Semoga lebih banyak lagi lagu Indonesia yang
bermutu, supaya playlist saya isinya tak hanya itu-itu saja. Amin.
NB: Dan saya tiba-tiba kangen Chabe, si
gitaris melankolis. Kangen nge-band. Kangen bikin lagu. Ada yang punya kenalan
di sekitar Banggai, Sulawesi Tengah yang mungkin mau bergenjrang genjreng
bersama? :))
NB lagi: Special to Nadira: Thanks for
introducing Banda Neira :)
2 comments:
sore ini dulu andalannya feri. ga pernah denger sih :D
punk rock bukan karena band senior yg mainnya keren itu kan ya? *hoeeeks
buat gw 90's still the best. sedang mengakrabkan kembali telinga dengan RAGE AGAINTS THE MACHINE!!!! nyooos...
Hehe iya sih, Sore itu tipikalnya kak Pea kayaknya. Hihi.
Ehem. Plis deh kak.
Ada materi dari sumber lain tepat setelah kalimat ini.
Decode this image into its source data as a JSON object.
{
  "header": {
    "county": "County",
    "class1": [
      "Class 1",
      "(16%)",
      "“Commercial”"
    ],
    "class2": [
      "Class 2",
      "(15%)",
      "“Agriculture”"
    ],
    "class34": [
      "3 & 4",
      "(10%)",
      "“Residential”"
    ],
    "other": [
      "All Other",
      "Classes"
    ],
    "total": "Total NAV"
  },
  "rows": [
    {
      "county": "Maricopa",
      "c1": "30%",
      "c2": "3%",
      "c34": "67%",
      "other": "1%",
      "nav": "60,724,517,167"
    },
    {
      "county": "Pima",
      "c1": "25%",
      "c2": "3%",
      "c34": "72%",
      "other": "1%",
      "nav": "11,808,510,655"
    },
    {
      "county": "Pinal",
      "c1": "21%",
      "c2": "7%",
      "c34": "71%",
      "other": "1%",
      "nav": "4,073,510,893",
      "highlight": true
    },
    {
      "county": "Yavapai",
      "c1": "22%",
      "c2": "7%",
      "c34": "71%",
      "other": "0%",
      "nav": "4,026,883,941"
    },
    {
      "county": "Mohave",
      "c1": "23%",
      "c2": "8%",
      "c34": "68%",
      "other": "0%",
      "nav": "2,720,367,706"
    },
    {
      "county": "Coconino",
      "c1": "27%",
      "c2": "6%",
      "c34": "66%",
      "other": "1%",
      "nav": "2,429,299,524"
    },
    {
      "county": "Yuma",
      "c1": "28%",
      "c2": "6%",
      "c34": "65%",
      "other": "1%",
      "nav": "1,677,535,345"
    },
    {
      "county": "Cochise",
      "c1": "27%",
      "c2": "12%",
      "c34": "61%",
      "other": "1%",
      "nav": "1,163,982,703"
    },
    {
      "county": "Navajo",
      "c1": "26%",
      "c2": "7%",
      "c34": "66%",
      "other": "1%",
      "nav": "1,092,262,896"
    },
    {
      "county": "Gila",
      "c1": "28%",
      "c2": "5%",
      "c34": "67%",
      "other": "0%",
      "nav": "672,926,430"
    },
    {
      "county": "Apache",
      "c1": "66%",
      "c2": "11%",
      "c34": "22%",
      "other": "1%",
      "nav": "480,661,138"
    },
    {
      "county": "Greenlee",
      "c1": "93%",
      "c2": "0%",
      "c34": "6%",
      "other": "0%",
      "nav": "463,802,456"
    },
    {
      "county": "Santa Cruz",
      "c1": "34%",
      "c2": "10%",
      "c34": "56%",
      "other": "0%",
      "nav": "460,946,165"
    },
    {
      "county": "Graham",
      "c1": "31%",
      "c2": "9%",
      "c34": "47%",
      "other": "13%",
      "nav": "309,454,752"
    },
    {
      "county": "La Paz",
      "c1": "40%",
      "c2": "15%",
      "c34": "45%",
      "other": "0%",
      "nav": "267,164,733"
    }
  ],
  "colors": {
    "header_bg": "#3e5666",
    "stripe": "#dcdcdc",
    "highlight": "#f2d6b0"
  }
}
Dari dulu kerenan band kami kemana2 dibanding band angkatan 3 yang lagu andalannya I'll be There for You nya the Rembrandts hehe. Cuma karna dulu statusnya sama senior, jadi yaaaa, kami tepuk tangan ajalah daripada bonyok. Wkwkwkwk.
Yaolo kakkk, dengerin RATM kok stelah band nya bubar. Kalo buat gw, band2 semacam ini udah terlalu berisik buat telinga gw. Hehe.